Julie Hens, Ph.D.
Department of Biology, St. Bonaventure
By Andrea Westerlund, ’10
On any given day, Dr. Julie Hens can be found in the Walsh cellular biology lab, wearing her signature frog-print lab coat, mentoring students on mammary gland physiology.
Even though October is Breast Cancer Awareness month, this disease is in the forefront of Hens’ mind a majority of the year. Undergraduate students in tow, the St. Bonaventure assistant professor of biology performs cell cultures, histology sections, and micro-dissections to try and discover what effect the absence of certain proteins may have on breast cancer and mammary gland development using mice as her model organism.
Some of these terms may be confusing to non-biologists but the results of Hens’ research are easy to understand. “[This research] will help characterize the kind of breast cancer because breast cancer has all kinds of reasons for forming,” says Hens. She also states that being able to correctly identify the type of breast cancer will make it easier to assign an appropriate treatment for it, which will increase efficiency of treatment.
The mice that provide the basis of Hens’ research are what Hens describes as “knock-out mice.” These mice don’t possess the proteins that Hens and her students are studying, such as cadherin-11 or CTGF. This allows for her to research the effect that the absence of these proteins has on mammary gland development.
Although Hens enjoys working with undergraduate students, she admits that some adjustments must be made. “[The research] takes a lot longer because everyone is taking classes so they only have a certain amount of time,” she said.
She is trying to create an environment that allows for students to learn from one another.

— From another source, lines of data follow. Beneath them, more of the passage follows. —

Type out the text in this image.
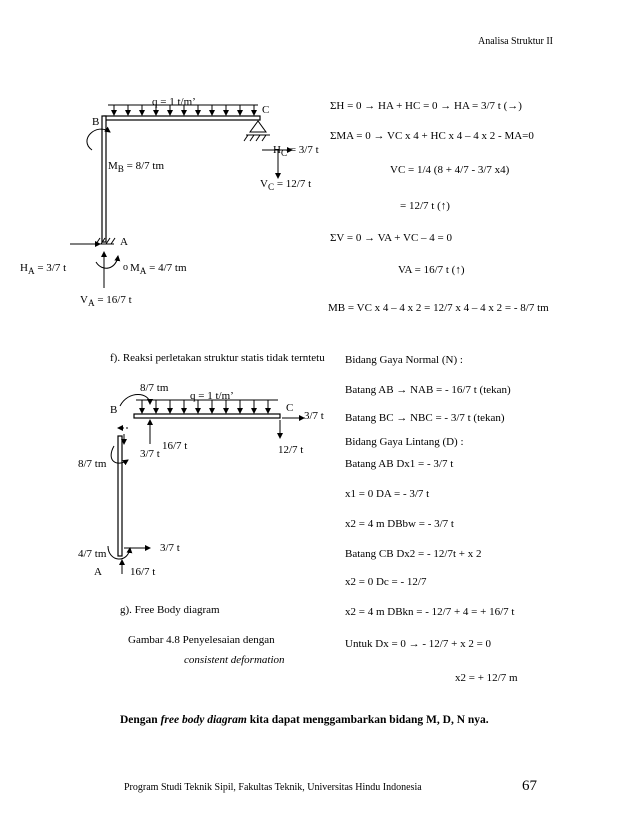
Analisa Struktur II
q = 1 t/m’
B
C
A
o
$H_C = 3/7$ t
$V_C = 12/7$ t
$M_B = 8/7$ tm
$H_A = 3/7$ t	$M_A = 4/7$ tm
$V_A = 16/7$ t
ΣH = 0 → HA + HC = 0 → HA = 3/7 t (→)
ΣMA = 0 → VC x 4 + HC x 4 – 4 x 2 - MA=0
VC = 1/4 (8 + 4/7 - 3/7 x4)
= 12/7 t (↑)
ΣV = 0 → VA + VC – 4 = 0
VA = 16/7 t (↑)
MB = VC x 4 – 4 x 2 = 12/7 x 4 – 4 x 2 = - 8/7 tm
f). Reaksi perletakan struktur statis tidak terntetu Bidang Gaya Normal (N) :
Batang AB → NAB = - 16/7 t (tekan)
Batang BC → NBC = - 3/7 t (tekan)
Bidang Gaya Lintang (D) :
Batang AB Dx1 = - 3/7 t
x1 = 0 DA = - 3/7 t
x2 = 4 m DBbw = - 3/7 t
Batang CB Dx2 = - 12/7t + x 2
x2 = 0 Dc = - 12/7
x2 = 4 m DBkn = - 12/7 + 4 = + 16/7 t
Untuk Dx = 0 → - 12/7 + x 2 = 0
x2 = + 12/7 m
q = 1 t/m’
B	C
A
8/7 tm
3/7 t
12/7 t
3/7 t
16/7 t
8/7 tm
4/7 tm	3/7 t
16/7 t
g). Free Body diagram
Gambar 4.8 Penyelesaian dengan
consistent deformation
Dengan free body diagram kita dapat menggambarkan bidang M, D, N nya.
Program Studi Teknik Sipil, Fakultas Teknik, Universitas Hindu Indonesia	67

She tries not to enlist all new students at once, allowing the more seasoned students to aid the newcomers. This semester, Hens is teaching “Genetics” and “Junior Seminar.” In the spring, her course load will include “Developmental Biology” and “Molecular Cell Biology.”
Presently, Hens is working to receive outside funding to expand her research opportunities. This year she is expecting to receive a confocal microscope, which will allow for much more precise observation. The microscope costs close to half a million dollars but will allow students to view live tissue. “You can take tissue and watch things move around in there,” Hens describes excitedly.
It is clear, even to an audience whose interest in science may end with the Discovery Channel, that Hens’ research is not only exciting but useful. Right on the St. Bonaventure campus there is thrilling research taking place, with the help of undergraduate students, which may change the approach that physicians take toward treating breast cancer.